La Puglia. Anzi, le Puglie. Una volta il plurale si adoperava per correttezza storico-geografica, oggi andrebbe forse ripristinato per rendere giustizia della molteplicità di rappresentazione di cui la regione è stata oggetto negli ultimi anni. Lo suggerisce lo scrittore Mario Desiati, che questa pluralità ha testimoniato nei suoi libri, tra cui spicca
Ternitti, finalista allo Strega un paio di anni fa. «Le immagini correnti sono almeno due – spiega –. Diverse, ma non necessariamente contrapposte».
Partiamo dalla prima?È l’idea della Puglia come regione felice, terra di un equilibrio irripetibile fra bellezza naturale e patrimonio dell’arte. Un fenomeno non soltanto turistico, se si pensa all’insistenza sul tema che cinema e letteratura hanno mostrato nel decennio scorso. In un certo senso, è stata la scoperta di un provincia in cui l’Italia dà il meglio di sé.
Ma non c’è solo questo, mi sembra di capire.Infatti. L’altro aspetto è legato al ruolo di locomotore economico che la Puglia stessa ha rivestito rispetto al resto del Mezzogiorno. In tempi di crisi gli investimenti nel settore dell’industria pesante si sono risolti in situazioni drammatiche e complesse. Le più note sono quella del Petrolchimico a Brindisi e dell’Ilva a Taranto. Quest’ultimo caso, in particolare, si è imposto con grande forza nel dibattito politico ed economico, fino ad assumere connotati quasi simbolici. La questione, però, è molto concreta. Basti pensare che a Taranto il 70% del Pil deriva proprio dall’Ilva. E che la fabbrica, per estensione, è addirittura più grande della città. Per non parlare del cielo.
In che senso?Il cielo a Taranto è sempre coperto da una patina di ruggine. Il dilemma tra pane e veleno non si capisce fino in fondo se non ci si immedesima in questo contesto.
Ruggine e sole, insomma: le due Puglie sono ancora capaci di parlarsi?Per fortuna sì, e lo fanno più spesso di quanto non si creda. Un’esperienza significativa è quella dell’attore Michele Riondino, molto popolare per l’interpretazione del giovane Montalbano televisivo. Figlio di operai dell’Ilva, ha deciso di rimanere a Taranto, dove anima un comitato che, tra l’altro, si contraddistingue per un atteggiamento particolarmente combattivo. Qui le due immagini della Puglia si incontrano, mia pare, e danno vita a qualcosa di completamente inatteso.

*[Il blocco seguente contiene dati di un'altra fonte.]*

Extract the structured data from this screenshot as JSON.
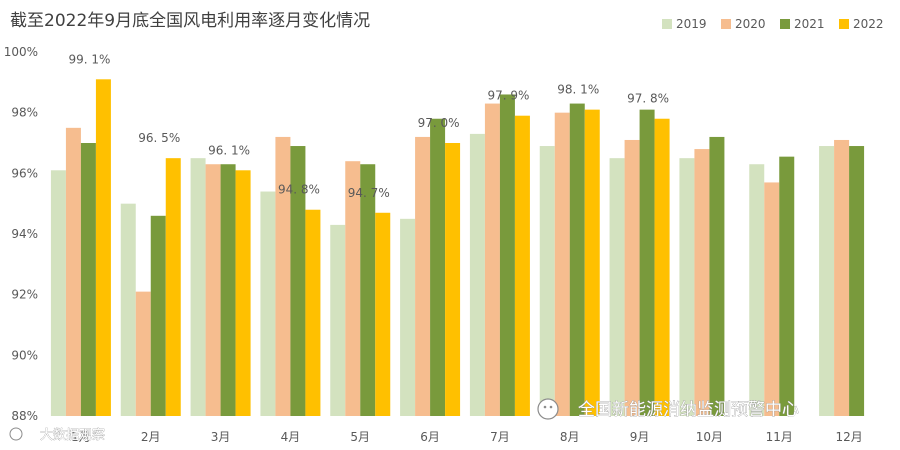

Quindi questa è ancora una regione laboratorio?Lo è da sempre, per ragioni antropologiche e territoriali. Siamo la zona d’Italia più protesa a Oriente, la prima che ha avuto a che fare con gli sbarchi di extracomunitari. Siamo abituati ad affrontare il cambiamento, anche se un po’ a modo nostro. Già Giuseppe Di Vittorio sosteneva che in Puglia non esiste la classe operaia, ma quella dei “metalmezzadri”: gente che, finito il turno in fabbrica, torna a zappare nei campi...
E la Chiesa? Condivide questa pluralità?Sì, in Puglia anche il cristianesimo ha tanti volti. C’è una forte tradizione mistica, che dalle civiltà rupestri arriva alla devozione per padre Pio, e c’è un’anima sociale, che negli anni Ottanta ha avuto in don Tonino Bello la sua figura più carismatica e rappresentativa. Gran parte di quella che è oggi la classe dirigente della regione si è formata in quel periodo, maturando la convinzione che bellezza e lavoro siano realtà complementari e non contrapposte. Che le Puglie, in definitiva, siano una Puglia sola.